Genomic DNA Labeling Protocol
We typically use 0.5ug of E. coli genomic DNA in a labeling reaction for each hybridization. The genomic DNA was fragmented to 500 to 1000bps before labeling. The following protocol should produce enough labeled probe for 8 hybridizations.
For labeling 4μg Genomic DNA :
DNA Mix
| Genomic DNA | 1.9μg/μl | 2.1μl |
| Random Hexamer | 5mg/ml | 1μl |
| H2 O | 14.9 | |
| Total | 20μl |
Heat to 95℃ for 5min, place on ice for 5min
Labeling
| DNA Mix | 20μl | |
| dAGC | 5mM each | 5μl |
| EcoPol Buffer | 10x | 5μl |
| CyDye-duTP | 1mM | 2μl |
| H2 O | 17μl | |
| Klenow Fragment | 50μ/μl | 1μl |
| Total | 20μl |
Incubate at 37℃ for 3.5 hours
Add 2.5μl 0.5M EDTA to stop reaction
Clean up Labeled Probes
Prewash Microcon-30 microfilter by adding 450ml miliQ H2 O and spinning for 10 min. @ 12,000 RPM.
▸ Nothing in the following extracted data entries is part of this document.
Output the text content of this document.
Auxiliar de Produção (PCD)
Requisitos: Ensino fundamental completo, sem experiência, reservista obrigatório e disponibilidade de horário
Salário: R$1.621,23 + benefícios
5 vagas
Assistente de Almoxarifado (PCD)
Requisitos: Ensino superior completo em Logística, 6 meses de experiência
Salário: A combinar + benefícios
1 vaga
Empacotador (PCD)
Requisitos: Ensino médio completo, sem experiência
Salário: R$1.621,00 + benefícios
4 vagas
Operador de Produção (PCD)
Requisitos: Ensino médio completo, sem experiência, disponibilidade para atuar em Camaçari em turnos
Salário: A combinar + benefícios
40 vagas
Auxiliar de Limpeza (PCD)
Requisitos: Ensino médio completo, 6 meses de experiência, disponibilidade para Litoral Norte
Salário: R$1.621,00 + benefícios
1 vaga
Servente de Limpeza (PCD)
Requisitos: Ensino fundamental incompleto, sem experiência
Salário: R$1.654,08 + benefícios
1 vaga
Add 450ml miliQ H2 O to each of the probe samples (or total 500μl). Mix thoroughly by pipetting up and down. Transfer samples to separate Microcon-30 microfilters. (Amicon)
Spin at 12,000 RPM in microfuge for 10 minutes or until 20-40 ml remains in the filter.
Add 450 ml miliQ H2 O to the probe and gently mix by pipetting up and down. Be careful not to touch the filter at the bottom of the filtration unit.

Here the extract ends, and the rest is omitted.